Back in early 2010 when many of us were working to pass financial reform in Congress, we were calling for “banks to be banks not gambling houses” (see my op.eds in The Hill and the Pittsburgh Post-Gazette).
The great recession largely resulted from bank deregulation in the 1990s that repealed the 1933 Glass-Steagall Act that prohibited commercial lending banks from being investment banks. Instead of making money from loans, banks were now allowed to pursue big profits on Wall Street and big bonuses for their executives by investing bank money and depositors’ money in risky financial bets. It’s called proprietary trading.
Well, we saw how that turned out. The world’s economy melted in 2008 when the bogus investment vehicles collapsed leaving the greedy banks to come running to Uncle Sam for multi-billion dollar bailouts.
As a result Congress did pass financial reform to try to reign in big banks’ bad behavior and the banks continue fighting the new regulations.
This week Sanford Weill the former CEO of Citigroup, who successfully fought for the repeal of Glass-Steagall—because it was to be great for the nation’s economy—announced that he now supports splitting up investment banking from commercial banking. “Have banks do something that’s not going to risk the taxpayer dollars, that’ not going to be too big to fail.”

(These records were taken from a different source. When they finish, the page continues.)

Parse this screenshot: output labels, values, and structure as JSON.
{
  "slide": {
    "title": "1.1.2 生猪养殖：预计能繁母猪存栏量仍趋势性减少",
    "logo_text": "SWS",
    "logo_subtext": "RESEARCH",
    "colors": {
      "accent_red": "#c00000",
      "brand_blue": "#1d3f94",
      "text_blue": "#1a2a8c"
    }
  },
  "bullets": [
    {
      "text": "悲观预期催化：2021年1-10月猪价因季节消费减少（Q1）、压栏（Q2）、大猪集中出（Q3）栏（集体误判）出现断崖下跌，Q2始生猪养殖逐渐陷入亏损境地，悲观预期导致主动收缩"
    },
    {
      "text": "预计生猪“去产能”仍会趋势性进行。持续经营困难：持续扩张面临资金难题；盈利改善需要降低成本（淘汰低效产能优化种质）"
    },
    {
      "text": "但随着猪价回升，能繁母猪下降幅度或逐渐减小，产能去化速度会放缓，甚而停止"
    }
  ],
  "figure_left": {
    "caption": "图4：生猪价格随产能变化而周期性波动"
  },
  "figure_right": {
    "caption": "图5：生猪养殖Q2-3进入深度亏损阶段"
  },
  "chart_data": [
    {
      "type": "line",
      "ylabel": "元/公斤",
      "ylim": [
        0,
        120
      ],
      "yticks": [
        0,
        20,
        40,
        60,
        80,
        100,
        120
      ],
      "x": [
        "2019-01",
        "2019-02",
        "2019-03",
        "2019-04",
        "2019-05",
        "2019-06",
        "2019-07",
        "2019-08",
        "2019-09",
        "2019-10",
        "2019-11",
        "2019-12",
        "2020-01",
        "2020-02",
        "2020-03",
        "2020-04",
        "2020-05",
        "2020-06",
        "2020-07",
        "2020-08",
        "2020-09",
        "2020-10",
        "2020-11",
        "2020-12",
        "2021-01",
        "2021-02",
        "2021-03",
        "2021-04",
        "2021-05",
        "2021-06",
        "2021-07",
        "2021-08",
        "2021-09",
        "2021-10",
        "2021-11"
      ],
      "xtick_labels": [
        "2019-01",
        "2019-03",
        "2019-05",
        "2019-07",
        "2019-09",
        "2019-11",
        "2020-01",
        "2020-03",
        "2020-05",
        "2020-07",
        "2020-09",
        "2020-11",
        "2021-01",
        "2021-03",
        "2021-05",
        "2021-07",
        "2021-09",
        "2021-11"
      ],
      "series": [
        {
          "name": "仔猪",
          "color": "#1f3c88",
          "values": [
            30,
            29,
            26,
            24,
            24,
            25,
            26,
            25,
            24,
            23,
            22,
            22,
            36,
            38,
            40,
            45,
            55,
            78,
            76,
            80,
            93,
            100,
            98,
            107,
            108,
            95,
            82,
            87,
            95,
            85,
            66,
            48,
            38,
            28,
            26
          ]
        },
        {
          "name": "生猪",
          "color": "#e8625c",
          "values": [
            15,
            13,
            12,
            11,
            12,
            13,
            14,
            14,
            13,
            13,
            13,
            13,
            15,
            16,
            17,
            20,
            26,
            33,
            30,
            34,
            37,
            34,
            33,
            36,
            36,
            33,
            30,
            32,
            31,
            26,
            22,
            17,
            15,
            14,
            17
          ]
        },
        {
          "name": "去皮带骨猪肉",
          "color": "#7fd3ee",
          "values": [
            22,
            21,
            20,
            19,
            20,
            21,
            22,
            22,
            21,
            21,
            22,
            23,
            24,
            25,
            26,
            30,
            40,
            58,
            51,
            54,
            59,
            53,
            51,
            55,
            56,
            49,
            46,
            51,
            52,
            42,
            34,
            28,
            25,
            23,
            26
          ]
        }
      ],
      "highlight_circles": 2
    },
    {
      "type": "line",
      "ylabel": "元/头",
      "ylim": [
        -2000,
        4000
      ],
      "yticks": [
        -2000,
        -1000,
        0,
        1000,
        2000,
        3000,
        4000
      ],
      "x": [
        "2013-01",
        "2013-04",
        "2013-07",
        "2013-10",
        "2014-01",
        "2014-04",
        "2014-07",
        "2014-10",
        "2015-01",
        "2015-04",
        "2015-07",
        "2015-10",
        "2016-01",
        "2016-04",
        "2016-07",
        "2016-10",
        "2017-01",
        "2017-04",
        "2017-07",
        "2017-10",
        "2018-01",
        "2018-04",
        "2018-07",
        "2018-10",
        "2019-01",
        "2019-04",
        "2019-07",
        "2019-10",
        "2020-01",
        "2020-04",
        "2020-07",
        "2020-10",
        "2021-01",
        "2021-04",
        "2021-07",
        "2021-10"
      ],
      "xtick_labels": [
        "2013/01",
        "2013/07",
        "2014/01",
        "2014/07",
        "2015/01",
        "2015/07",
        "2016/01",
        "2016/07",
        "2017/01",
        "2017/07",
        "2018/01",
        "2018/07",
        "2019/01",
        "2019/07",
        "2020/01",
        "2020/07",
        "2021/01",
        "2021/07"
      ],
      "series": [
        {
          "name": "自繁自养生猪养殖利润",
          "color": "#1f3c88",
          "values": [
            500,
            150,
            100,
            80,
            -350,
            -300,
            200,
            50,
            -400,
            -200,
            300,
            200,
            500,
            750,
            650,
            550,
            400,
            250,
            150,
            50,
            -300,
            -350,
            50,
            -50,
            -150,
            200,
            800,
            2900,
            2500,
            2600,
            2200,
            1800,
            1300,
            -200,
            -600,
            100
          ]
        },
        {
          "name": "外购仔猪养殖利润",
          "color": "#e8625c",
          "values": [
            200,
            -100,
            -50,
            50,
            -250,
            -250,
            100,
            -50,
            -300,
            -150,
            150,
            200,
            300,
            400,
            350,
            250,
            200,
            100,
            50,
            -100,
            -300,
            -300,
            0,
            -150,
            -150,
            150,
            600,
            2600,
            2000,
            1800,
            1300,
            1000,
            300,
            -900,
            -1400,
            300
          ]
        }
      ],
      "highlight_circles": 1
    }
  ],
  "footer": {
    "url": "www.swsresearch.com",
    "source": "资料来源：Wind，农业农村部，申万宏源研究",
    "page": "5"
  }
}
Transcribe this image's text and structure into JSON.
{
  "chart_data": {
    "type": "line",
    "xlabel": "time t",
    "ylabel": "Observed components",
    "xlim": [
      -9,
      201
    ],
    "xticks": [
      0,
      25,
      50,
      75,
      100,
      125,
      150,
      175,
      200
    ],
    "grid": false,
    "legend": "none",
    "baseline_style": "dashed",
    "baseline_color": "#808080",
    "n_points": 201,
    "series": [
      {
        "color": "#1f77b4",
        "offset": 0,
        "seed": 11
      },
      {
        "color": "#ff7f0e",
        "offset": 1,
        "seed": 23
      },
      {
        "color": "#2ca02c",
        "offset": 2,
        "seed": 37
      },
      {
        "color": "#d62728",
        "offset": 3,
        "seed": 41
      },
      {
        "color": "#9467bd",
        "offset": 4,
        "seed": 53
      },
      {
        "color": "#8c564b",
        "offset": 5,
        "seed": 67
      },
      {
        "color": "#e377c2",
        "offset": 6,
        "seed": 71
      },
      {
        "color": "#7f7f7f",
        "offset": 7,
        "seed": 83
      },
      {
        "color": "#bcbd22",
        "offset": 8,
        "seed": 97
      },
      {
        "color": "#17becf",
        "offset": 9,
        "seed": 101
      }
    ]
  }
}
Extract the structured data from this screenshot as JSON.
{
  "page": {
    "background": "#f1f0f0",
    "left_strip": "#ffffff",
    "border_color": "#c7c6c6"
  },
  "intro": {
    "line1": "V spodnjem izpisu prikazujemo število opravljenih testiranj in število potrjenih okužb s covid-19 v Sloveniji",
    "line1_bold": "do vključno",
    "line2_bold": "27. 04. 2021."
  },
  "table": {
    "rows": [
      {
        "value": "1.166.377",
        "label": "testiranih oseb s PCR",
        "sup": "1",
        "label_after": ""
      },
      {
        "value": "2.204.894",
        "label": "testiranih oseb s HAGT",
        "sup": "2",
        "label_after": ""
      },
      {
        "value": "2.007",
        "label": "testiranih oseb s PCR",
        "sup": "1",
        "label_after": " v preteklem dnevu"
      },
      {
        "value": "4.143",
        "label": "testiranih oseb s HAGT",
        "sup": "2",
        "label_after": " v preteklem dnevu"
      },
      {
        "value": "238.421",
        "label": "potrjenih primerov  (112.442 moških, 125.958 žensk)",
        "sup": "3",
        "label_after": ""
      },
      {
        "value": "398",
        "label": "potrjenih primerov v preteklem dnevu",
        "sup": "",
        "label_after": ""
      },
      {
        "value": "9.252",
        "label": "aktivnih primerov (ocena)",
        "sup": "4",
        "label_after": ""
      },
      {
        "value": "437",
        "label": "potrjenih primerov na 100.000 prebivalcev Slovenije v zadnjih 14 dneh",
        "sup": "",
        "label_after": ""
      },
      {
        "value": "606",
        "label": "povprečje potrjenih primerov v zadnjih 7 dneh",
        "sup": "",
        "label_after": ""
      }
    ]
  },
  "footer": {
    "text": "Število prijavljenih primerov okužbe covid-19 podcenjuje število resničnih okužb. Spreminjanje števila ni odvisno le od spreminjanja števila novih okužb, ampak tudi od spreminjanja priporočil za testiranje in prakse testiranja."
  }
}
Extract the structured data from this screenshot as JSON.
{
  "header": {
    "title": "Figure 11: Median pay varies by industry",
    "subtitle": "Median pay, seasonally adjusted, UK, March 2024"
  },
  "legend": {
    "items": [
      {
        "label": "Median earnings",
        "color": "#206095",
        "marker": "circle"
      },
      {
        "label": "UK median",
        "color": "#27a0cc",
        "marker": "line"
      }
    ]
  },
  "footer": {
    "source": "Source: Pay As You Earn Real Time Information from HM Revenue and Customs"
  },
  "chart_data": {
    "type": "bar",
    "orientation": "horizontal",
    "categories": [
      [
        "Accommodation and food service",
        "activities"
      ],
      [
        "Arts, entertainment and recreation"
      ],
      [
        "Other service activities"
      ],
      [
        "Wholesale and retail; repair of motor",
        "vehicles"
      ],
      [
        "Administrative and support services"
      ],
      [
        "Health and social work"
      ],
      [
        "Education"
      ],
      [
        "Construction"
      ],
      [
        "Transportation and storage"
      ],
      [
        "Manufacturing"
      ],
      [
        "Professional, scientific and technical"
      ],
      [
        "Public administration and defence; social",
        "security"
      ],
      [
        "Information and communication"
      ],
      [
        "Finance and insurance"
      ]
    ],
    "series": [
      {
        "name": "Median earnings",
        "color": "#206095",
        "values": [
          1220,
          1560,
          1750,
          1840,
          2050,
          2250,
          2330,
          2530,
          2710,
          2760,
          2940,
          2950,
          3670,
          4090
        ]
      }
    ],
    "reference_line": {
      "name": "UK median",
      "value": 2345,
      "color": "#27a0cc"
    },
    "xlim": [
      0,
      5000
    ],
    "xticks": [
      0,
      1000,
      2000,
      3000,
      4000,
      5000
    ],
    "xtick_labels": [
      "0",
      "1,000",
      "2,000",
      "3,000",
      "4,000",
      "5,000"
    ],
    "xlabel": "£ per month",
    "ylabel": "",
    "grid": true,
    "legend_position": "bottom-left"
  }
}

Also this week the editorial board of The New York Times admitted that the paper had made a mistake in advocating the repeal of Glass-Steagall. “Having seen the results of this sweeping deregulation, we now think we were wrong to have supported it.”
The powerful voices in finance and the media were blinded by the pot of gold at the end of the gambling rainbow, and we all paid the heavy price.